The plot centers on systemic oppression, framing the characters’ descent into violence as a direct consequence of their poverty and racial disenfranchisement within the favela. The film highlights the role of racism and the condescending indifference of the white middle class and political establishment toward the marginalized community. The cycle of violence is presented as being rooted in Brazil's enduring inequality and governmental isolation, which is a strong emphasis on intersectional hierarchy and systemic critique.

Oikophobia7/10

The film delivers a strong, internal critique of Brazilian institutions and society. It portrays the government as a source of the initial problem (forcible relocation of the poor) and the police as universally corrupt, racist, and complicit in the violence. The entire 'City of God' is a grim, forgotten ghetto created by a failed state project. This functions as a profound hostility toward the home country's civil institutions and a deconstruction of national integrity, though it avoids the 'Noble Savage' trope.

Feminism2/10

The gender dynamics are overwhelmingly non-woke, depicting an environment of intense, destructive patriarchy and male dominance. Women are underrepresented and relegated to passive, peripheral roles, frequently serving as objects of sexual violence, with rape being used as a tactical tool for men to assert dominance over rivals. There are no 'Girl Boss' or 'Mary Sue' figures, and female characters are often seen as 'symbols of morality' whose purity inspires men to leave the gang life.

LGBTQ+1/10

The film centers entirely on hyper-masculine, heterosexual gang culture and dominance. The source material's transgender character was completely omitted from the film adaptation.
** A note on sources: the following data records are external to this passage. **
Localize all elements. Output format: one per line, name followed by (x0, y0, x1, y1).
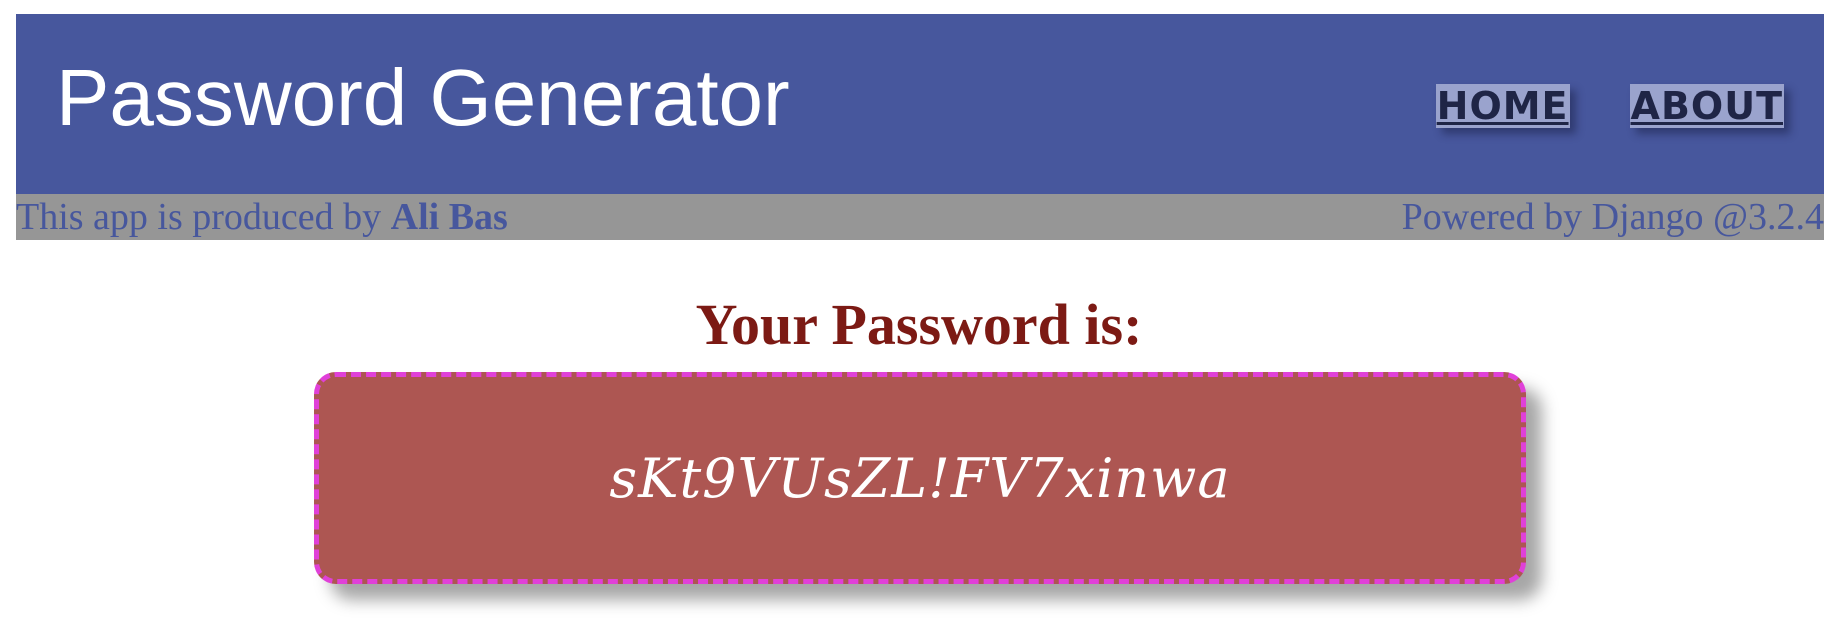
nav-link-about[interactable]: ABOUT (1629, 84, 1784, 128)
site-header: Password Generator HOME ABOUT (16, 14, 1824, 194)
password-box: sKt9VUsZL!FV7xinwa (314, 372, 1526, 584)
main-nav: HOME ABOUT (1435, 84, 1784, 128)
app-title: Password Generator (56, 53, 790, 142)
author-name: Ali Bas (390, 196, 508, 238)
author-credit: This app is produced by Ali Bas (16, 194, 508, 240)
credit-bar: This app is produced by Ali Bas Powered … (16, 194, 1824, 240)
generated-password: sKt9VUsZL!FV7xinwa (609, 446, 1231, 510)
result-heading: Your Password is: (695, 292, 1143, 357)
powered-by: Powered by Django @3.2.4 (1401, 196, 1824, 238)
nav-link-home[interactable]: HOME (1435, 84, 1570, 128)
author-credit-prefix: This app is produced by (16, 196, 391, 238)
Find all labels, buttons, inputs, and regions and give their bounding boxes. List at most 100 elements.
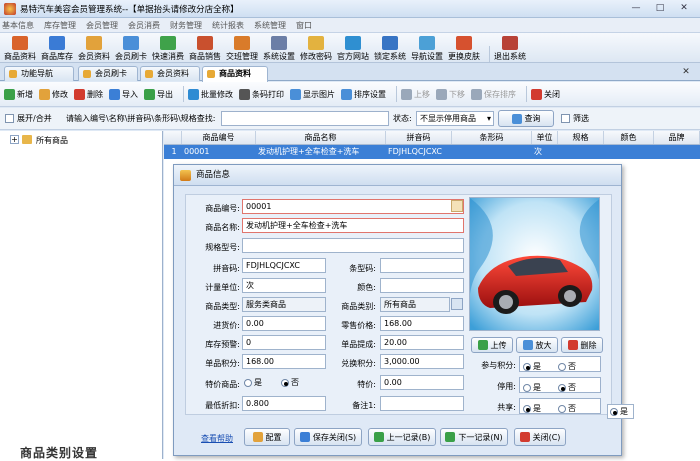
save-close-button[interactable]: 保存关闭(S) (294, 428, 362, 446)
disabled-radio-no[interactable] (558, 384, 566, 392)
cost-input[interactable]: 0.00 (242, 316, 326, 331)
next-record-button[interactable]: 下一记录(N) (440, 428, 508, 446)
toolbar-button-12[interactable]: 更换皮肤 (448, 34, 480, 62)
action-button-9[interactable]: 上移 (401, 88, 430, 100)
pinyin-input[interactable]: FDJHLQCJCXC (242, 258, 326, 273)
alert-input[interactable]: 0 (242, 335, 326, 350)
action-button-7[interactable]: 显示图片 (290, 88, 335, 100)
action-button-1[interactable]: 修改 (39, 88, 68, 100)
col-spec[interactable]: 规格 (558, 131, 604, 144)
config-button[interactable]: 配置 (244, 428, 290, 446)
help-link[interactable]: 查看帮助 (201, 433, 233, 444)
toolbar-button-11[interactable]: 导航设置 (411, 34, 443, 62)
note-input[interactable] (380, 396, 464, 411)
category-select[interactable]: 所有商品 (380, 297, 450, 312)
col-pinyin[interactable]: 拼音码 (386, 131, 452, 144)
action-button-0[interactable]: 新增 (4, 88, 33, 100)
special-radio-yes[interactable] (244, 378, 252, 387)
delete-photo-button[interactable]: 删除 (561, 337, 603, 353)
barcode-input[interactable] (380, 258, 464, 273)
tab-product-info[interactable]: 商品资料 (202, 66, 268, 82)
toolbar-button-0[interactable]: 商品资料 (4, 34, 36, 62)
toolbar-button-8[interactable]: 修改密码 (300, 34, 332, 62)
dialog-close-button[interactable]: 关闭(C) (514, 428, 566, 446)
toolbar-button-6[interactable]: 交班管理 (226, 34, 258, 62)
toolbar-button-10[interactable]: 锁定系统 (374, 34, 406, 62)
special-price-input[interactable]: 0.00 (380, 375, 464, 390)
menu-member-consume[interactable]: 会员消费 (128, 20, 160, 31)
col-name[interactable]: 商品名称 (256, 131, 386, 144)
type-select[interactable]: 服务类商品 (242, 297, 326, 312)
code-input[interactable]: 00001 (242, 199, 464, 214)
disabled-radio-group[interactable]: 是否 (519, 377, 601, 393)
toolbar-button-5[interactable]: 商品销售 (189, 34, 221, 62)
toolbar-button-2[interactable]: 会员资料 (78, 34, 110, 62)
action-button-10[interactable]: 下移 (436, 88, 465, 100)
menu-stock[interactable]: 库存管理 (44, 20, 76, 31)
action-button-11[interactable]: 保存排序 (471, 88, 516, 100)
action-button-12[interactable]: 关闭 (531, 88, 560, 100)
color-input[interactable] (380, 278, 464, 293)
join-points-radio-group[interactable]: 是否 (519, 356, 601, 372)
menu-reports[interactable]: 统计报表 (212, 20, 244, 31)
menu-finance[interactable]: 财务管理 (170, 20, 202, 31)
join-points-radio-no[interactable] (558, 363, 566, 371)
search-input[interactable] (221, 111, 389, 126)
special-radio-group[interactable]: 是 否 (244, 377, 302, 388)
redeem-input[interactable]: 3,000.00 (380, 354, 464, 369)
toolbar-button-9[interactable]: 官方网站 (337, 34, 369, 62)
disabled-radio-yes[interactable] (523, 384, 531, 392)
zoom-button[interactable]: 放大 (516, 337, 558, 353)
toolbar-button-3[interactable]: 会员刷卡 (115, 34, 147, 62)
points-input[interactable]: 168.00 (242, 354, 326, 369)
tree-root-all-products[interactable]: 所有商品 (36, 135, 68, 146)
menu-member[interactable]: 会员管理 (86, 20, 118, 31)
shared-radio-no[interactable] (558, 405, 566, 413)
menu-window[interactable]: 窗口 (296, 20, 312, 31)
menu-basic-info[interactable]: 基本信息 (2, 20, 34, 31)
filter-checkbox[interactable] (561, 114, 570, 123)
action-button-4[interactable]: 导出 (144, 88, 173, 100)
col-unit[interactable]: 单位 (532, 131, 558, 144)
spec-input[interactable] (242, 238, 464, 253)
table-row[interactable]: 1 00001 发动机护理+全车检查+洗车 FDJHLQCJCXC 次 (164, 145, 700, 159)
tab-member-info[interactable]: 会员资料 (140, 66, 200, 81)
min-discount-input[interactable]: 0.800 (242, 396, 326, 411)
action-button-2[interactable]: 删除 (74, 88, 103, 100)
toolbar-button-13[interactable]: 退出系统 (494, 34, 526, 62)
action-button-3[interactable]: 导入 (109, 88, 138, 100)
prev-record-button[interactable]: 上一记录(B) (368, 428, 436, 446)
close-tab-icon[interactable]: ✕ (680, 66, 692, 78)
action-button-8[interactable]: 排序设置 (341, 88, 386, 100)
minimize-button[interactable]: — (625, 2, 647, 16)
commission-input[interactable]: 20.00 (380, 335, 464, 350)
close-window-button[interactable]: ✕ (673, 2, 695, 16)
status-select[interactable]: 不显示停用商品 ▾ (416, 111, 494, 126)
shared-radio-group[interactable]: 是否 (519, 398, 601, 414)
shared-radio-yes[interactable] (523, 405, 531, 413)
toolbar-button-7[interactable]: 系统设置 (263, 34, 295, 62)
category-picker-icon[interactable] (451, 298, 463, 310)
upload-button[interactable]: 上传 (471, 337, 513, 353)
toolbar-button-4[interactable]: 快速消费 (152, 34, 184, 62)
action-button-5[interactable]: 批量修改 (188, 88, 233, 100)
unit-input[interactable]: 次 (242, 278, 326, 293)
action-button-6[interactable]: 条码打印 (239, 88, 284, 100)
special-radio-no[interactable] (281, 378, 289, 387)
query-button[interactable]: 查询 (498, 110, 554, 127)
col-brand[interactable]: 品牌 (654, 131, 700, 144)
toolbar-button-1[interactable]: 商品库存 (41, 34, 73, 62)
col-color[interactable]: 颜色 (604, 131, 654, 144)
tab-function-nav[interactable]: 功能导航 (4, 66, 74, 81)
maximize-button[interactable]: □ (649, 2, 671, 16)
expand-checkbox[interactable] (5, 114, 14, 123)
expand-tree-icon[interactable]: + (10, 135, 19, 144)
retail-input[interactable]: 168.00 (380, 316, 464, 331)
menu-system[interactable]: 系统管理 (254, 20, 286, 31)
join-points-radio-yes[interactable] (523, 363, 531, 371)
col-barcode[interactable]: 条形码 (452, 131, 532, 144)
tab-member-swipe[interactable]: 会员刷卡 (78, 66, 138, 81)
col-code[interactable]: 商品编号 (182, 131, 256, 144)
name-input[interactable]: 发动机护理+全车检查+洗车 (242, 218, 464, 233)
edit-icon[interactable] (451, 200, 463, 212)
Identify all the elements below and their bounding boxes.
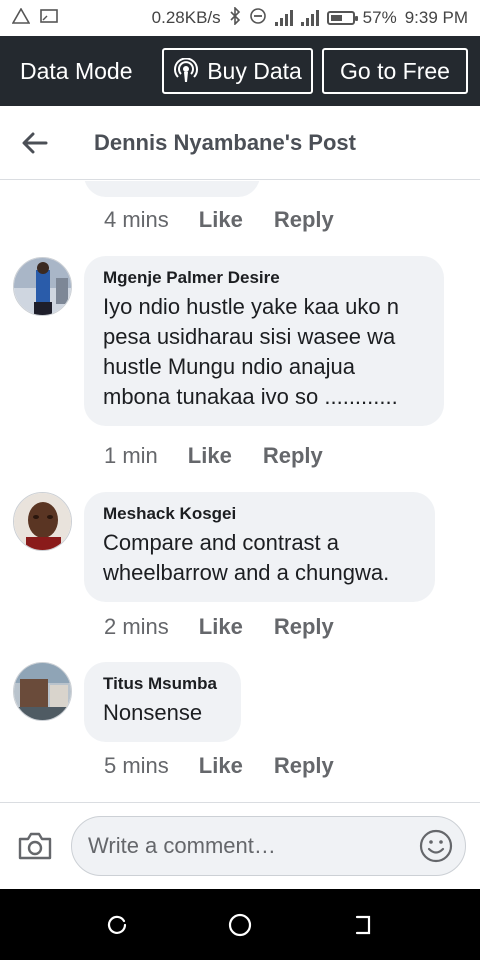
- reply-link[interactable]: Reply: [263, 443, 323, 469]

There is no focus on alternative sexualities, no deconstruction of the nuclear family structure, and no lecturing on gender ideology. The structure is strictly normative.

Anti-Theism6/10

The world of the City of God is depicted as a moral and spiritual vacuum, a place described as being 'devoid of morality' and 'practically godless.' The film shows that for the youth, traditional institutions like the 'church' or 'family' are 'meaningless jokes.' The characters operate based on subjective power dynamics and a Hobbesian law of the jungle, suggesting a complete failure of objective truth or transcendent moral law, even if some wear religious symbols as cultural artifacts.